In a piece I wrote about last year’s High Sierra Fest, I told a little story that exemplified this “vibe” I found in Quincy when the music, the moon, and the mood are right:

On a blanket off to my right, three guys are smoking a bowl of dope. One of them—a guy in his mid-30s—makes eye contact with me, extends the pipe, and says, “want some?” I say “no thanks,” and he looks at me a bit warily because I now fit the profile of an older guy of the kind known to induce paranoia in the hearts of people smoking dope openly in daylight. After a few moments, I go over, put my hand on his shoulder, and say, “last week, I celebrated 16 years of sobriety, and you’re the first person to offer me a hit of anything in a very long time. I thank you kindly for your hospitality.”

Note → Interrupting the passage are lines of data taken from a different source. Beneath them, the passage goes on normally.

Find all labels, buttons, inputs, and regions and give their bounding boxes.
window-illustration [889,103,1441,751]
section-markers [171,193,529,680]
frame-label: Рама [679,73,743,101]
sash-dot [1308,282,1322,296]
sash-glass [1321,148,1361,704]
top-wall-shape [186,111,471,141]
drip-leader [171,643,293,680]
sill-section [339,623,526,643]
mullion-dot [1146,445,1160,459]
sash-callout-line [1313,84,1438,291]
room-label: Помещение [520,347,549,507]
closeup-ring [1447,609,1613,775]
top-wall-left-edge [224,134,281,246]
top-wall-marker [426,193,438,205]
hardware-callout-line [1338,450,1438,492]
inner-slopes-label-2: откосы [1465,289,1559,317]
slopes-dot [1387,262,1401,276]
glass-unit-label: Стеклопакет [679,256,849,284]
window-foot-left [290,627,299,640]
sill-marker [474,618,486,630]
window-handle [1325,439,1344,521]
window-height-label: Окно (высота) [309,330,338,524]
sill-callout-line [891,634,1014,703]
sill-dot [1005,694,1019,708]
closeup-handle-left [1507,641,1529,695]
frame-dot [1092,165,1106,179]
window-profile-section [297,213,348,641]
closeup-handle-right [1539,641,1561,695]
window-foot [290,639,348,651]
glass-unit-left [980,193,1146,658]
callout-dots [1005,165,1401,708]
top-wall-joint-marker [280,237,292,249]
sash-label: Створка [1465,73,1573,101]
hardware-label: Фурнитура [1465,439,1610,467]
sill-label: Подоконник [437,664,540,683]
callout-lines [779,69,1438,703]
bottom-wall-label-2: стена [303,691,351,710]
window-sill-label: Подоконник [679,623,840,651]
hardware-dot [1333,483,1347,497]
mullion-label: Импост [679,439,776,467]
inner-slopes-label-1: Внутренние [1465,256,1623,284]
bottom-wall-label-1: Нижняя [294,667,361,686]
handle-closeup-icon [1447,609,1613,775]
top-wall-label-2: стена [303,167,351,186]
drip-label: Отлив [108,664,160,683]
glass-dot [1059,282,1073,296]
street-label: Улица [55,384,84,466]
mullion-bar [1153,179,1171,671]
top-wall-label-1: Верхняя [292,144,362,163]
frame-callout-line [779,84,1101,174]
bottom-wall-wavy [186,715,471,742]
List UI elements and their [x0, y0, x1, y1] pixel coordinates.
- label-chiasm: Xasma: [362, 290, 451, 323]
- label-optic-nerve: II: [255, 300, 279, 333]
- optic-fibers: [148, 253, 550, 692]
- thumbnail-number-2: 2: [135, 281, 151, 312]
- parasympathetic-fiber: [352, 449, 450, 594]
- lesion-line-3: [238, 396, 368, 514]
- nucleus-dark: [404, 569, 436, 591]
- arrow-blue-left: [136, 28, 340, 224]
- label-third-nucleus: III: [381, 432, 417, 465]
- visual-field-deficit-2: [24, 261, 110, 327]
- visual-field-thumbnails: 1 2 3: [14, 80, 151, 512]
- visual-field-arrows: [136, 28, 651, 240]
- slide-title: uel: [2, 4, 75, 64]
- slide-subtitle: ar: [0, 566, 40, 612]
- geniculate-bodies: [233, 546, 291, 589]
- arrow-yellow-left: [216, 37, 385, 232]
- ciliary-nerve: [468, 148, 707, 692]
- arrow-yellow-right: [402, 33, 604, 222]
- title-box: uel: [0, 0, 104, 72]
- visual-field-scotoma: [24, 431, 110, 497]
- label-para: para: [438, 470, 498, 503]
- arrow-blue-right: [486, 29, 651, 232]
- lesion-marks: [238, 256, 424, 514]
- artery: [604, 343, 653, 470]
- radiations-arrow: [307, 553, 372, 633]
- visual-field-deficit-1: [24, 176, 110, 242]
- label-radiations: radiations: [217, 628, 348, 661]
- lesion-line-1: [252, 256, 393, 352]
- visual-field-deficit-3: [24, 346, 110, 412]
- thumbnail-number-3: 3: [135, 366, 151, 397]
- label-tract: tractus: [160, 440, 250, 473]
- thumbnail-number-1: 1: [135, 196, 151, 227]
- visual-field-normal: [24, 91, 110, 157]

“Oh man,” he says. “Congratulations, dude. Is it gonna bother you us doing this so close to you?”

“No,” I say, “not at all.”

I wander off to get some water. When I return, my wife tells me that he’d come over after I left to tell her how cool it was that I had those 16 years sober. It was a true live-and-let-live moment.

If you share his live-and-let-live attitude, you’re likely to enjoy lots of good music in the company of lots of very convivial people. And, for some of us old-timers, more than a few younger people will be perpetuating the dream that music is a redemption center for the best in all of us. There’s no better place to dream it, or redream it, than at the High Sierra on the weekend when this country celebrates independence. It takes place at the center of American Valley, in a town created by gold seekers and other American dreamers, where quintessentially American music provides the backdrop for people in pursuit of happiness.

Judging from what I saw last year, lots of ’em catch up with happiness at the High Sierra Music Festival, if only for a few very special days.